Shadowshaper by Daniel Jose Older


While sitting through a boring class it’s fun to doodle or draw in my notebook and then imagine the little characters and waves that I sketched come to life and put on a little play for me. Now, as cool as that would be if it actually happened I would be a little freaked out if one day the murals around downtown began to weep or change while my doodles cowered in a corner of my notebooks. But I guess in Brooklyn, New York that’s the case and it’s up to Sierra to get to the bottom of this mystery. A mystery which answers a lot of questions but creates countless more.

So its modern day Brooklyn and school has just let out for the summer when Sierra is given the task to paint a mural all over an abandoned tower which obviously an artist would be happy to do. And in teenager fashion makes the mural a great dragon! Yet as Sierra works on her mural she notices another across the way begin to fade and weep so she goes to her Grandfather who has been speaking in tongues until this occasion when he instructs her to find someone and gives her a part of a poem. So Sierra finds this person a fellow artist named Robbie and he explains everything to her and just in the nick of time since they need to ban together in order to save the world! Which I won’t go into since that would be spoiling the book and that’s cruel. But what I will say is that the story is utterly captivating and on more than one occasion throws out a plot twist. Which was unexpected, but very appreciated.

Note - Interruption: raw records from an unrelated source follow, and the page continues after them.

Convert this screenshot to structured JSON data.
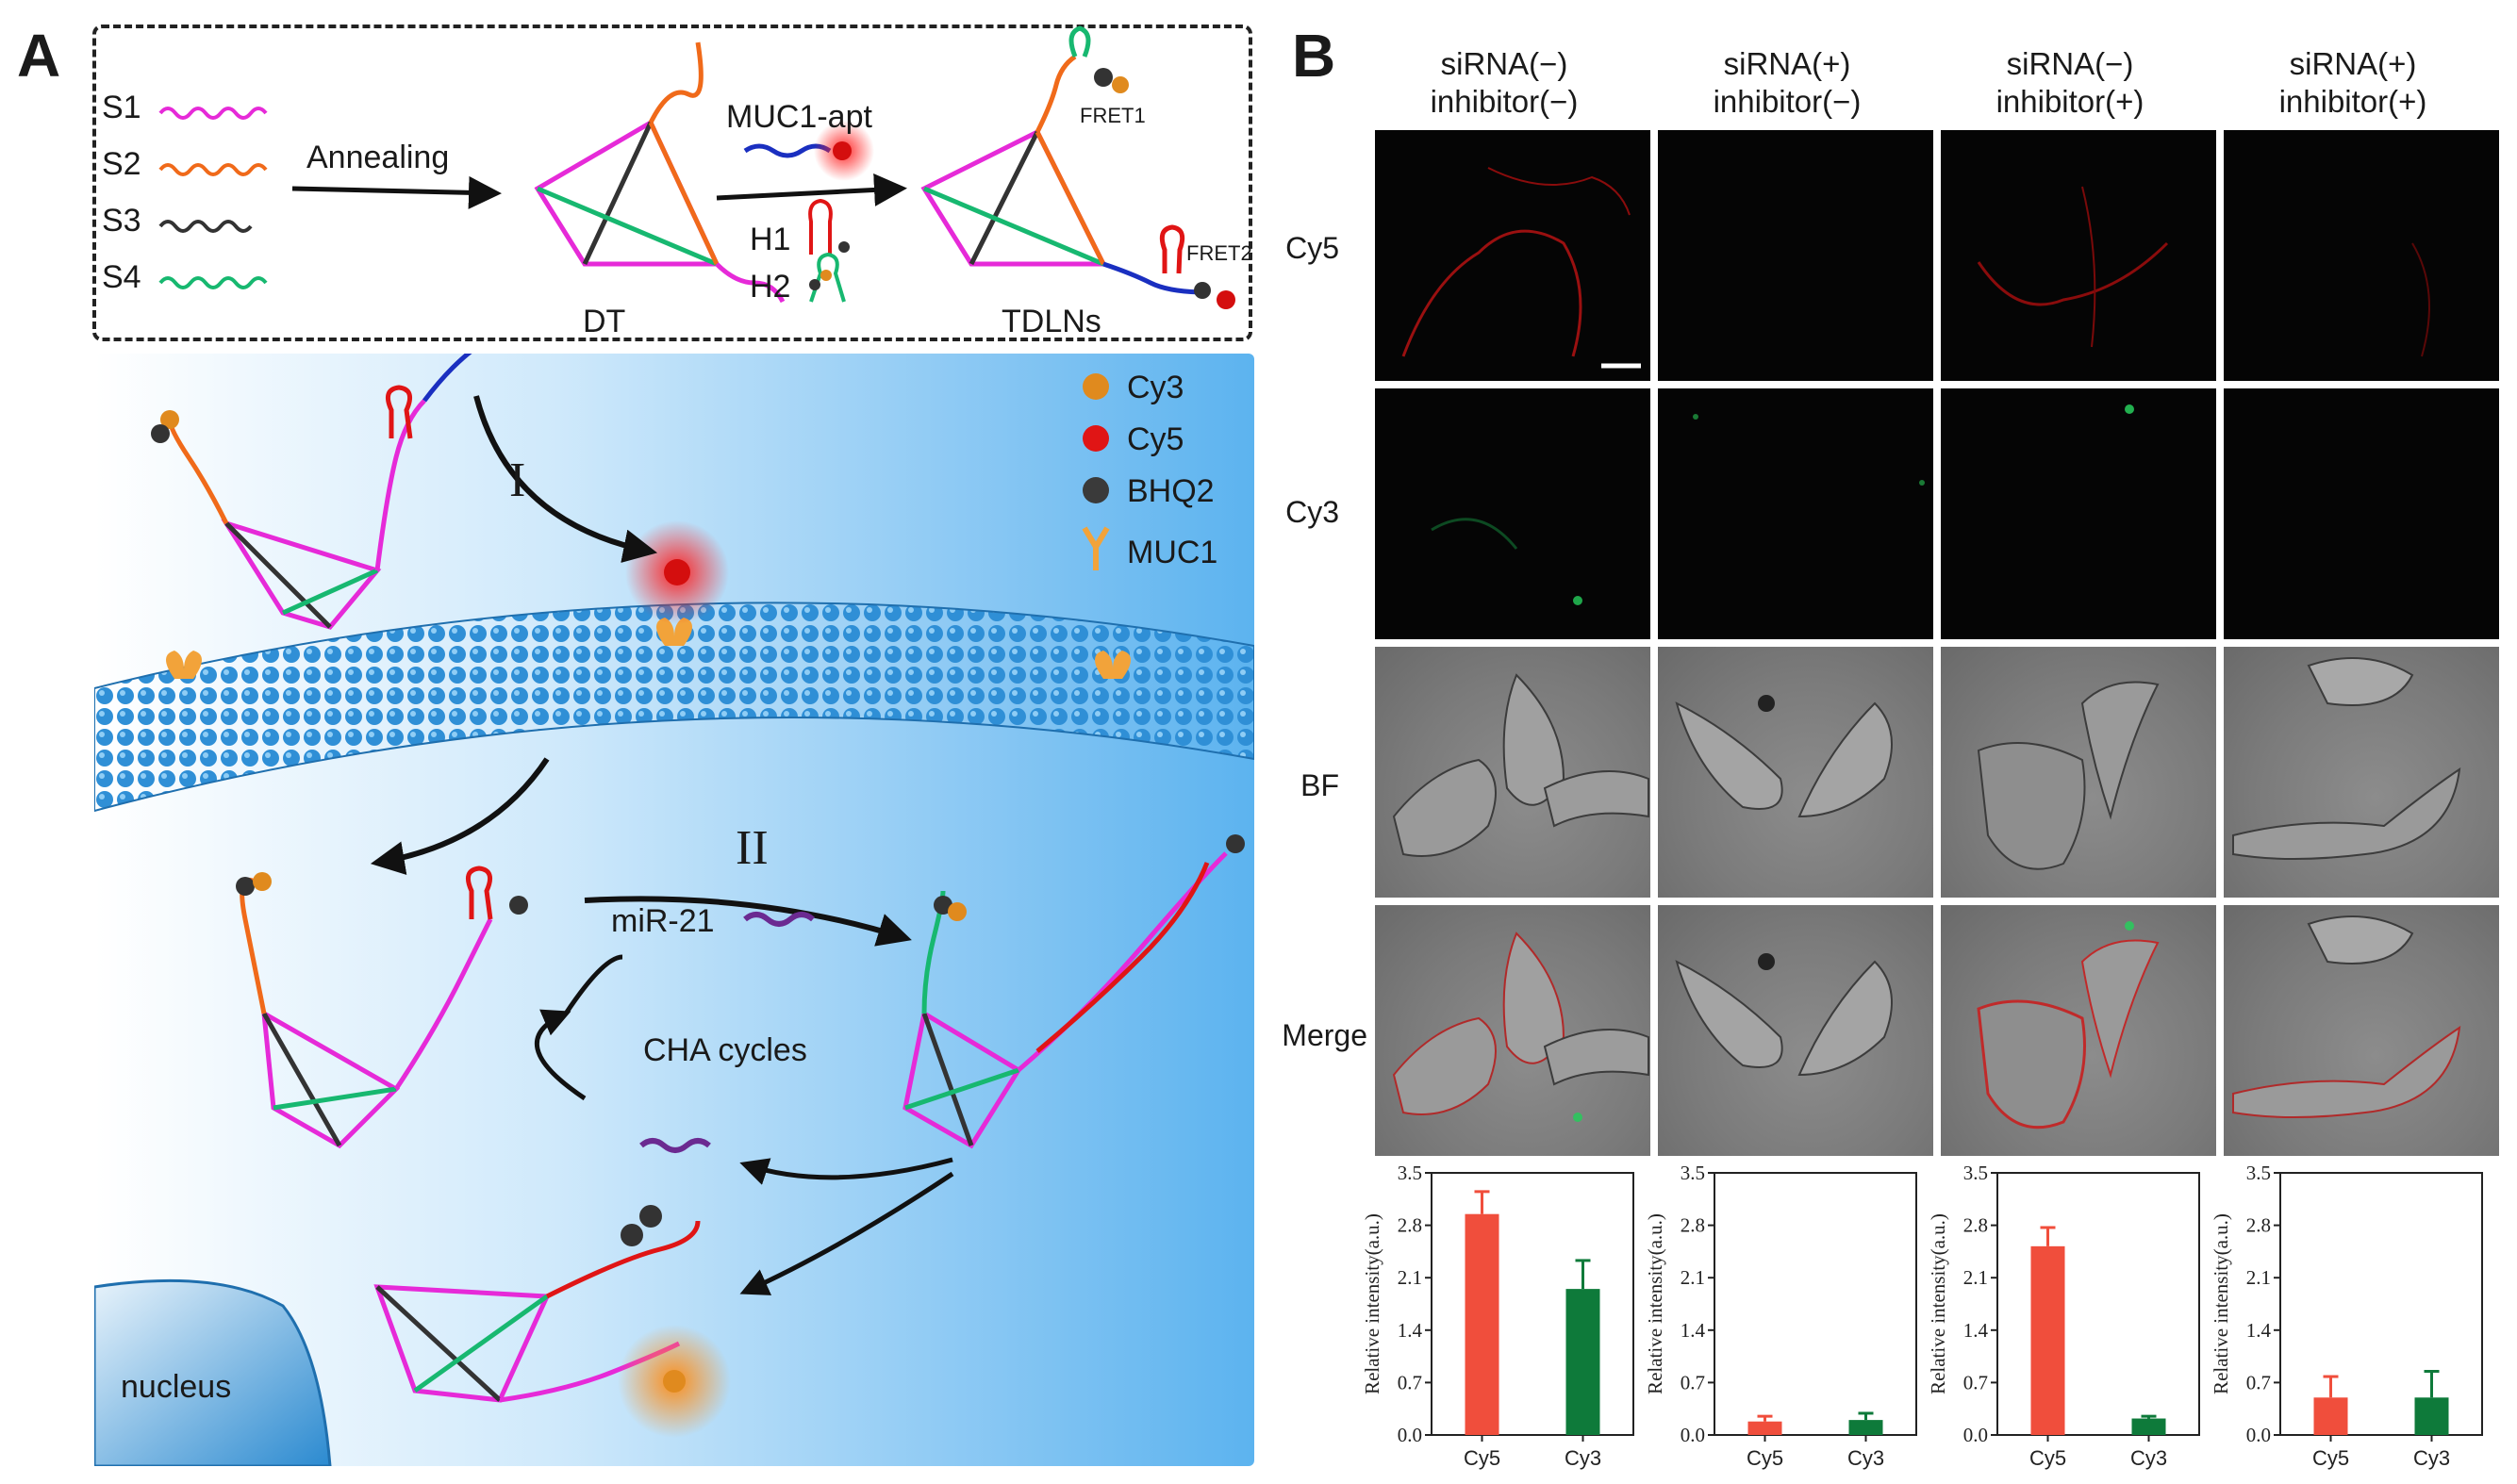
{
  "panel_a": {
    "letter": "A",
    "strands": [
      {
        "label": "S1",
        "color": "#e62ad8"
      },
      {
        "label": "S2",
        "color": "#f06a1a"
      },
      {
        "label": "S3",
        "color": "#333333"
      },
      {
        "label": "S4",
        "color": "#17b870"
      }
    ],
    "annealing": "Annealing",
    "dt": "DT",
    "aptamer": "MUC1-apt",
    "h1": "H1",
    "h2": "H2",
    "tdlns": "TDLNs",
    "fret1": "FRET1",
    "fret2": "FRET2",
    "legend": [
      {
        "label": "Cy3",
        "color": "#e08a1e"
      },
      {
        "label": "Cy5",
        "color": "#e01515"
      },
      {
        "label": "BHQ2",
        "color": "#3a3a3a"
      },
      {
        "label": "MUC1",
        "color": "#f2a33a"
      }
    ],
    "step1": "I",
    "step2": "II",
    "mir": "miR-21",
    "cha": "CHA cycles",
    "nucleus": "nucleus"
  },
  "panel_b": {
    "letter": "B",
    "columns": [
      {
        "line1": "siRNA(−)",
        "line2": "inhibitor(−)"
      },
      {
        "line1": "siRNA(+)",
        "line2": "inhibitor(−)"
      },
      {
        "line1": "siRNA(−)",
        "line2": "inhibitor(+)"
      },
      {
        "line1": "siRNA(+)",
        "line2": "inhibitor(+)"
      }
    ],
    "rows": [
      "Cy5",
      "Cy3",
      "BF",
      "Merge"
    ]
  },
  "chart_data": [
    {
      "type": "bar",
      "categories": [
        "Cy5",
        "Cy3"
      ],
      "values": [
        2.95,
        1.95
      ],
      "errors": [
        0.3,
        0.38
      ],
      "colors": [
        "#f04e3c",
        "#0e7a3a"
      ],
      "ylabel": "Relative intensity(a.u.)",
      "ylim": [
        0,
        3.5
      ],
      "yticks": [
        "0.0",
        "0.7",
        "1.4",
        "2.1",
        "2.8",
        "3.5"
      ]
    },
    {
      "type": "bar",
      "categories": [
        "Cy5",
        "Cy3"
      ],
      "values": [
        0.18,
        0.2
      ],
      "errors": [
        0.07,
        0.09
      ],
      "colors": [
        "#f04e3c",
        "#0e7a3a"
      ],
      "ylabel": "Relative intensity(a.u.)",
      "ylim": [
        0,
        3.5
      ],
      "yticks": [
        "0.0",
        "0.7",
        "1.4",
        "2.1",
        "2.8",
        "3.5"
      ]
    },
    {
      "type": "bar",
      "categories": [
        "Cy5",
        "Cy3"
      ],
      "values": [
        2.52,
        0.22
      ],
      "errors": [
        0.25,
        0.03
      ],
      "colors": [
        "#f04e3c",
        "#0e7a3a"
      ],
      "ylabel": "Relative intensity(a.u.)",
      "ylim": [
        0,
        3.5
      ],
      "yticks": [
        "0.0",
        "0.7",
        "1.4",
        "2.1",
        "2.8",
        "3.5"
      ]
    },
    {
      "type": "bar",
      "categories": [
        "Cy5",
        "Cy3"
      ],
      "values": [
        0.5,
        0.5
      ],
      "errors": [
        0.28,
        0.35
      ],
      "colors": [
        "#f04e3c",
        "#0e7a3a"
      ],
      "ylabel": "Relative intensity(a.u.)",
      "ylim": [
        0,
        3.5
      ],
      "yticks": [
        "0.0",
        "0.7",
        "1.4",
        "2.1",
        "2.8",
        "3.5"
      ]
    }
  ]
}
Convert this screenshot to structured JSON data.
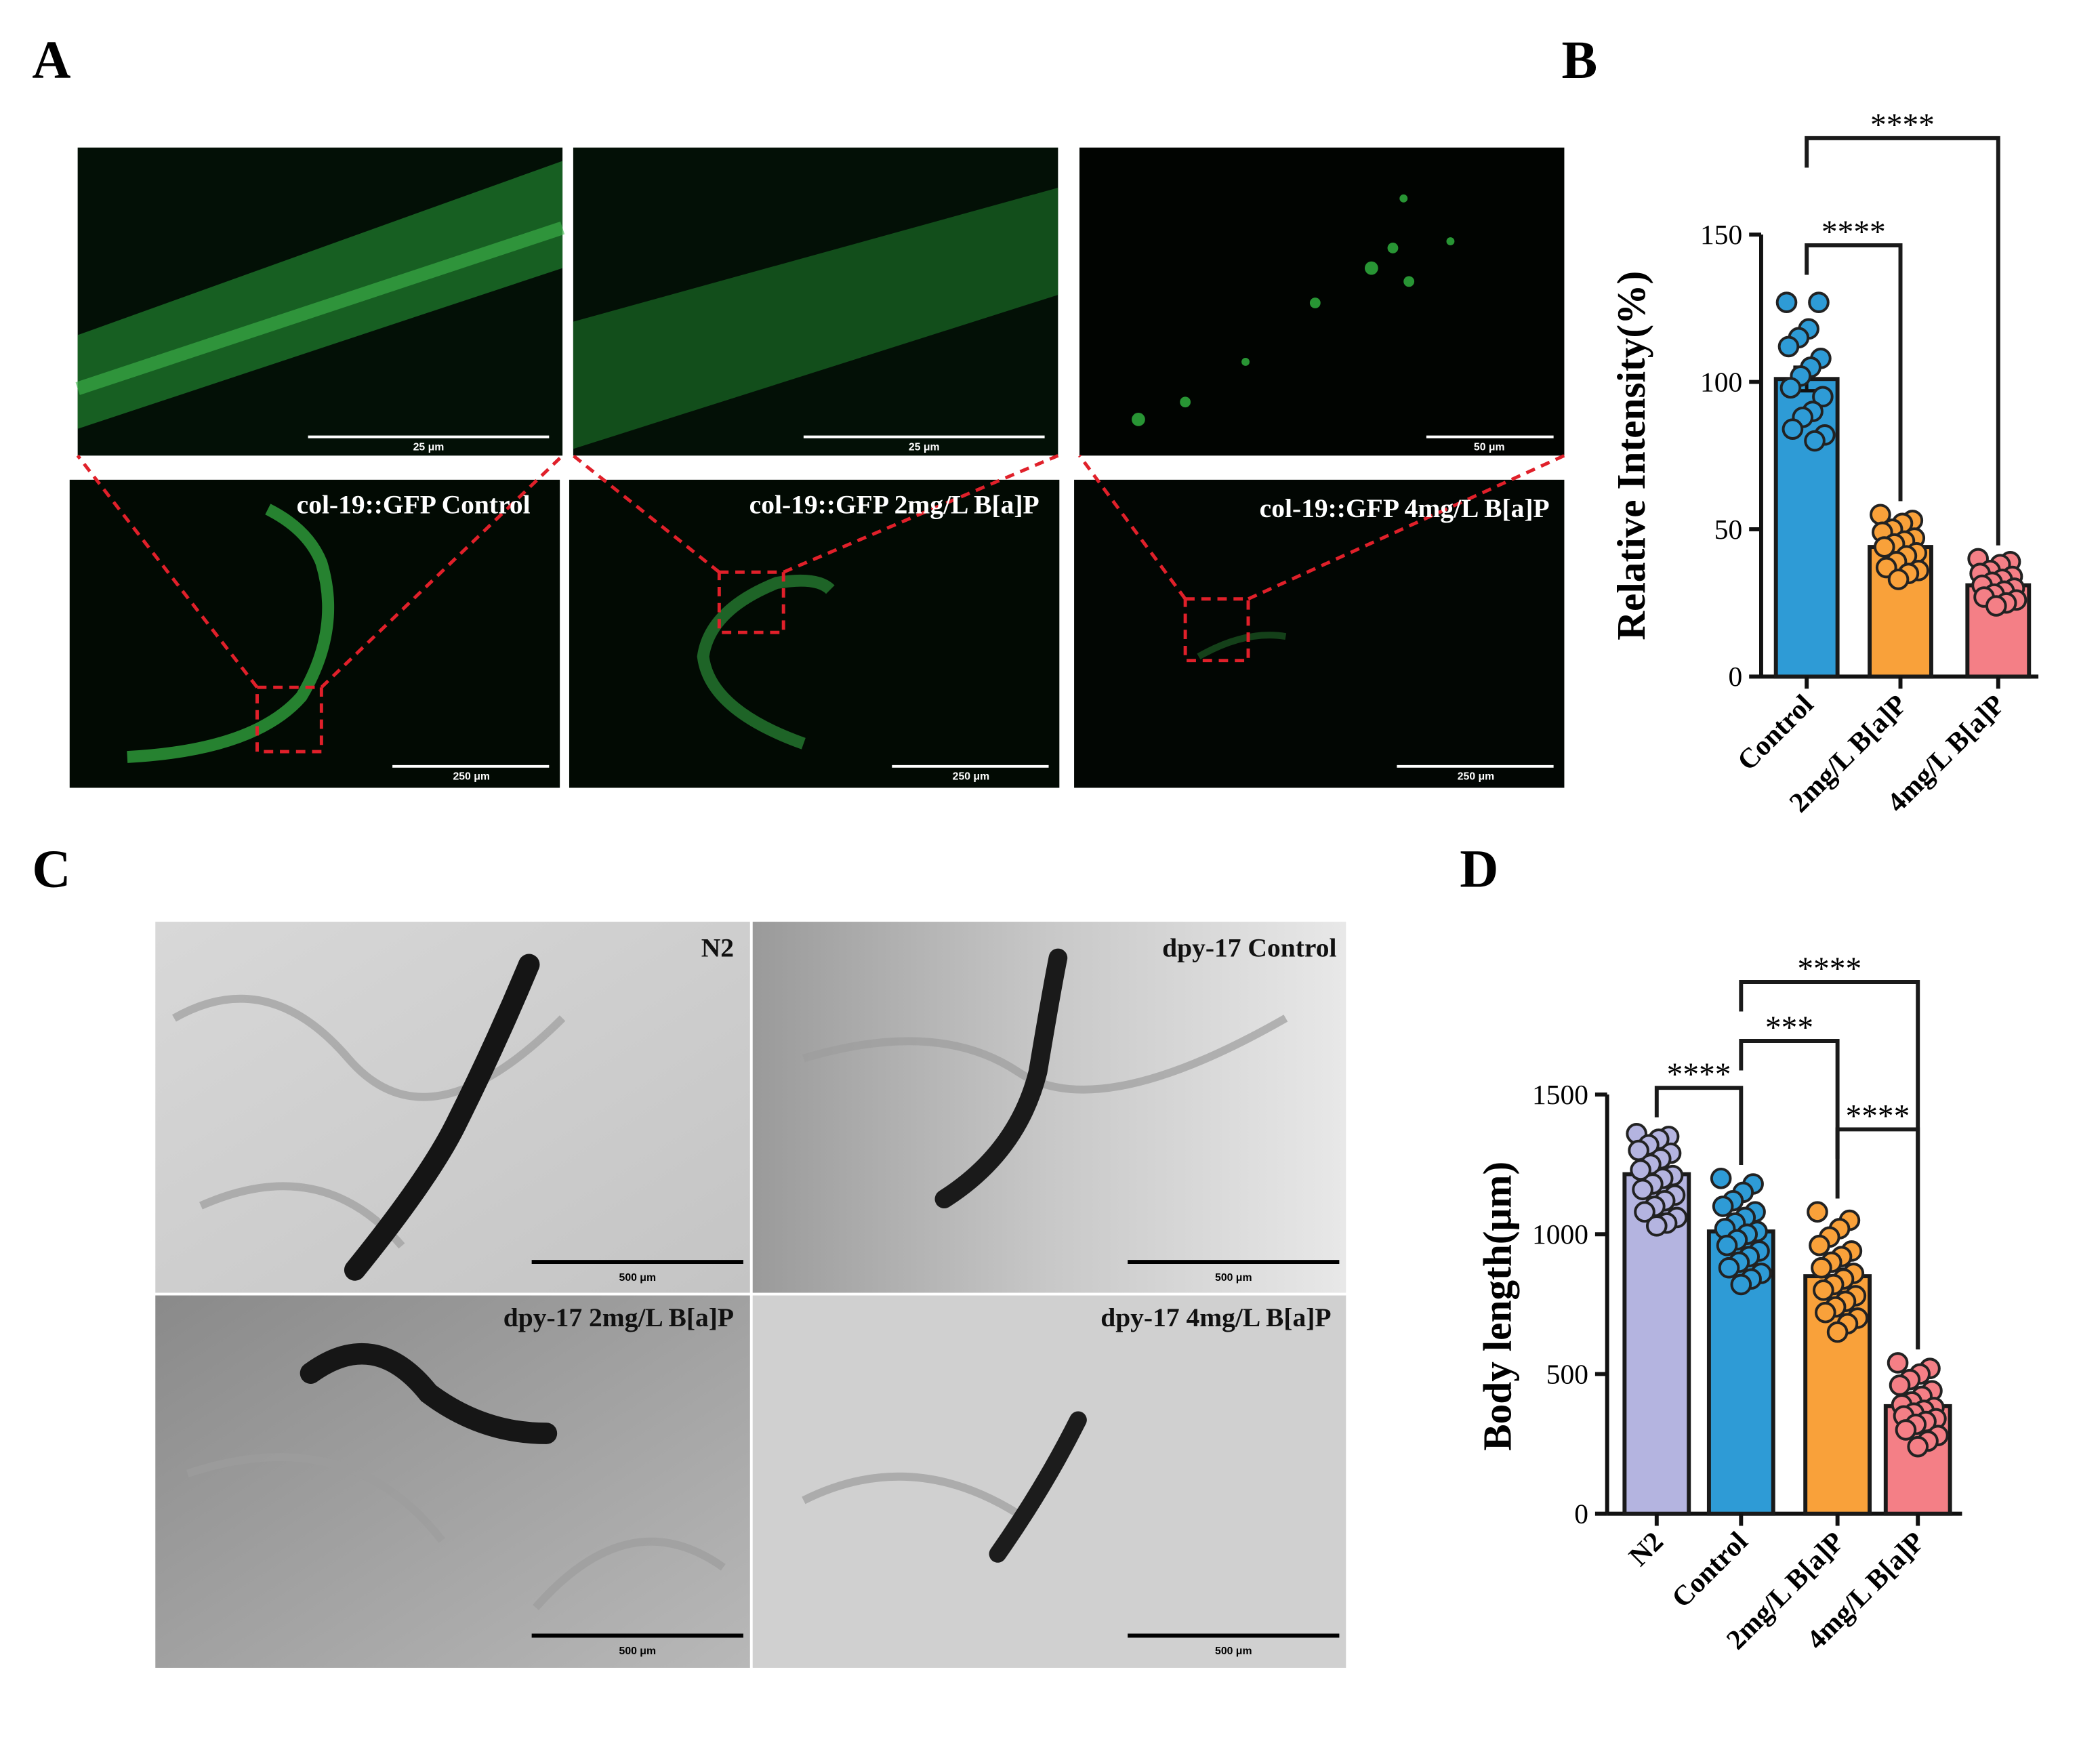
{
  "figure": {
    "panel_labels": [
      "A",
      "B",
      "C",
      "D"
    ],
    "panel_a": {
      "captions": [
        "col-19::GFP Control",
        "col-19::GFP 2mg/L B[a]P",
        "col-19::GFP 4mg/L B[a]P"
      ],
      "zoom_scale_bars": [
        "25 μm",
        "25 μm",
        "50 μm"
      ],
      "scale_bars": [
        "250 μm",
        "250 μm",
        "250 μm"
      ]
    },
    "panel_c": {
      "captions": [
        "N2",
        "dpy-17 Control",
        "dpy-17 2mg/L B[a]P",
        "dpy-17 4mg/L B[a]P"
      ],
      "scale_bars": [
        "500 μm",
        "500 μm",
        "500 μm",
        "500 μm"
      ]
    }
  },
  "chart_data": [
    {
      "type": "bar",
      "ylabel": "Relative Intensity(%)",
      "categories": [
        "Control",
        "2mg/L B[a]P",
        "4mg/L B[a]P"
      ],
      "values": [
        101,
        44,
        31
      ],
      "errors": [
        4,
        2,
        1.5
      ],
      "colors": [
        "#2e9bd6",
        "#f9a13a",
        "#f47f86"
      ],
      "points": [
        [
          127,
          127,
          118,
          115,
          112,
          108,
          105,
          102,
          98,
          95,
          90,
          88,
          84,
          82,
          80
        ],
        [
          55,
          53,
          52,
          50,
          49,
          47,
          46,
          45,
          44,
          42,
          41,
          39,
          37,
          36,
          35,
          33
        ],
        [
          40,
          39,
          38,
          36,
          35,
          34,
          33,
          32,
          31,
          30,
          29,
          28,
          27,
          26,
          25,
          24
        ]
      ],
      "ylim": [
        0,
        150
      ],
      "yticks": [
        0,
        50,
        100,
        150
      ],
      "comparisons": [
        {
          "from": 0,
          "to": 1,
          "label": "****"
        },
        {
          "from": 0,
          "to": 2,
          "label": "****"
        }
      ]
    },
    {
      "type": "bar",
      "ylabel": "Body length(μm)",
      "categories": [
        "N2",
        "Control",
        "2mg/L B[a]P",
        "4mg/L B[a]P"
      ],
      "values": [
        1215,
        1010,
        850,
        385
      ],
      "errors": [
        25,
        20,
        25,
        18
      ],
      "colors": [
        "#b4b4e0",
        "#2e9bd6",
        "#f9a13a",
        "#f47f86"
      ],
      "points": [
        [
          1360,
          1350,
          1340,
          1320,
          1300,
          1290,
          1270,
          1250,
          1230,
          1210,
          1200,
          1180,
          1160,
          1140,
          1120,
          1100,
          1080,
          1060,
          1040,
          1030
        ],
        [
          1200,
          1180,
          1150,
          1120,
          1100,
          1080,
          1060,
          1040,
          1020,
          1010,
          1000,
          980,
          960,
          940,
          920,
          900,
          880,
          860,
          840,
          820
        ],
        [
          1080,
          1050,
          1020,
          990,
          960,
          940,
          920,
          900,
          880,
          860,
          840,
          820,
          800,
          780,
          760,
          740,
          720,
          700,
          680,
          650
        ],
        [
          540,
          520,
          500,
          480,
          460,
          440,
          420,
          400,
          390,
          380,
          370,
          360,
          350,
          340,
          330,
          320,
          300,
          280,
          260,
          240
        ]
      ],
      "ylim": [
        0,
        1500
      ],
      "yticks": [
        0,
        500,
        1000,
        1500
      ],
      "comparisons": [
        {
          "from": 1,
          "to": 2,
          "label": "***"
        },
        {
          "from": 0,
          "to": 1,
          "label": "****"
        },
        {
          "from": 1,
          "to": 3,
          "label": "****"
        },
        {
          "from": 2,
          "to": 3,
          "label": "****"
        }
      ]
    }
  ]
}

Sierra Maria Santiago is what she is; enough. She’s casual with a touch of cute and is a freaking badass. She is an amazing narrator who takes everything in stride after tripping a few times, literally. But what I appreciated most about Sierra was a few unimportant scenes where she perfectly describes body image issues and how she interacts with her family and friends. I loved how Sierra went to or attempted to get help from adults which is something so seldom seen in novels and movies, especially when the adults in her life listened and did help her. Now on to Robbie! An inked up artist who isn’t really intimidating but is pretty quirky and absolutely the most loveable person in the book. He isn’t very smooth and has a track record for ditching his dates, but he is always well prepared to fight and draw. Robbie is essential to Sierra’s induction to shadow shaping and he teaches her most of what she knows as well as support Sierra as all the craziness catches up to her. Alright time for a few quick honorable mentions to Sierra’s other friends who were truly loyal and hilarious as they adventure together. And even for the friends who didn’t stick around, my hat goes to them for leaving and not forcing themselves into a situation they didn’t want to be in. Then there was Nadiya and Sierra’s godfather who were very present and amazing adults that every teenager should know.

Another thing worth mentioning is that most of the dialogue is in spanish and are a number of other things since most of the characters are Puerto Rican, Mexican or Black. I do not know spanish so I chose to keep a dictionary with me just in case I found a word that could have a deeper meaning say something more than the english equivalent. Although I didn’t find anything so that isn’t really necessary and most of the words are common phrases and many can be inferred if you know a latin rooted language like Portuguese or French.

Shadowshaper is the perfect read right now during this season of Halloween and Dia de los Muertos when everything is a little bit more creepy and the unreal is more real. The suspension is comparable to that of a Guillermo Del Toro horror movie and builds beautifully as the story progresses misleading the reader like the Winchester Mystery House. Overall a stunning read! I absolutely love the characters, setting and mixing of languages and cultures.